While there’s an undeniable shortage of watchmakers, it’s easy to exaggerate the problem. Watchmaking today is more “assembling” than “creating.” According to Zaltsberg, 80% of today’s watch repairs require similar movements and less skill than in watchmaking’s heyday. Most movements need cleaning rather than restoring, and many quartz movements can be replaced in 10 minutes. “You don’t have to be a genius to replace a quartz movement,” Zaltsberg says.

The relative simplicity of today’s repairs means that fewer watchmakers can service more watches than in the past. Also, many predict the mechanical watch sales boom will be short-lived.

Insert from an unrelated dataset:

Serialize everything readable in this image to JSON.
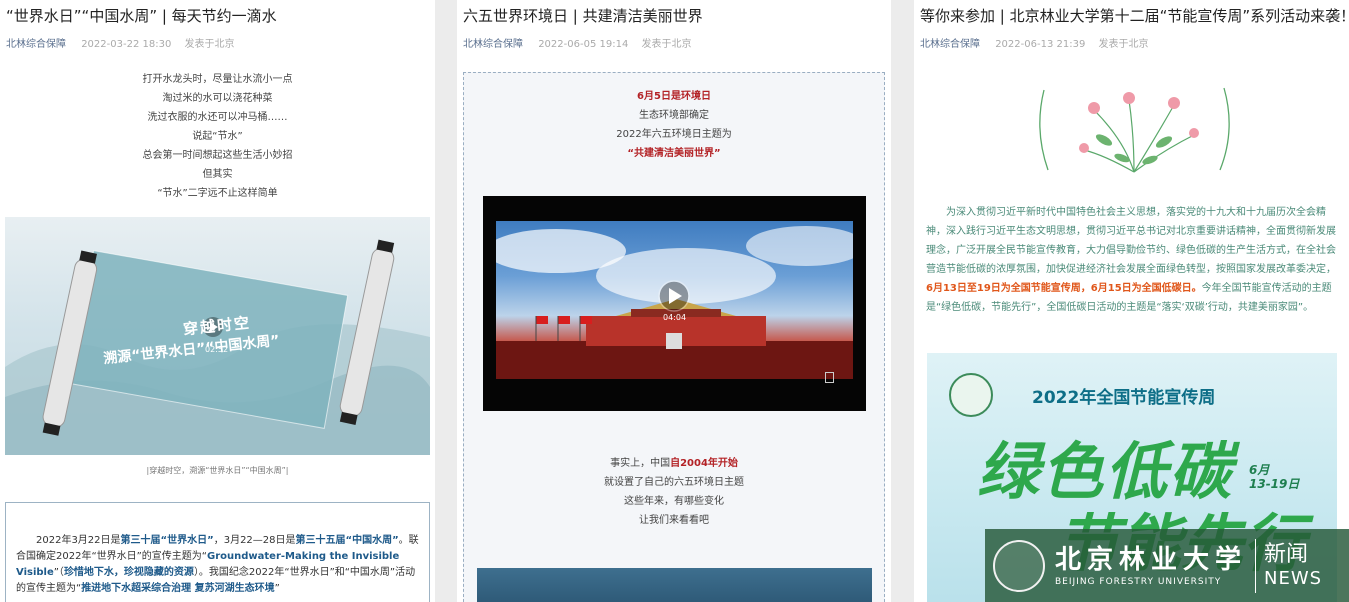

If so, that will diminish the urgency of recruiting new watchmakers. “Everyone predicts this shortage will be catastrophic, but I don’t see it that way,” Zaltsberg says.

Recruitment sources. So where can you find qualified watchmakers? Write to watchmaking schools for referrals for qualified graduates. Prestigious watchmaking schools include North Seattle Community College; Ohio Valley Watchmaking Institute in Cincinnati; Okmulgee at Oklahoma State University; the NAWCC School of Horology in Columbia, Pa.; the American Watchmakers Institute in Harrison, Ohio; and Paris Junior College in Paris, Texas.

Also ask around, whether at trade shows or among your vendors, for recommended freelance watchmakers. Or call prestigious trade shops, such as Universal Watch Repair or Right Time International. Don’t rule out recruiting from abroad; you may find an eager young watchmaker aching for practical experience and the chance to live in the United States.

Some liken the watchmaker shortage to the Y2K computer dilemma, which was identified as far back as 1984 and virtually ignored until recently. Watchmaking faces a similar danger now. The clock is ticking. One can only hope that the watchmaking world awakens to that danger before a consumer backlash cuts into sales.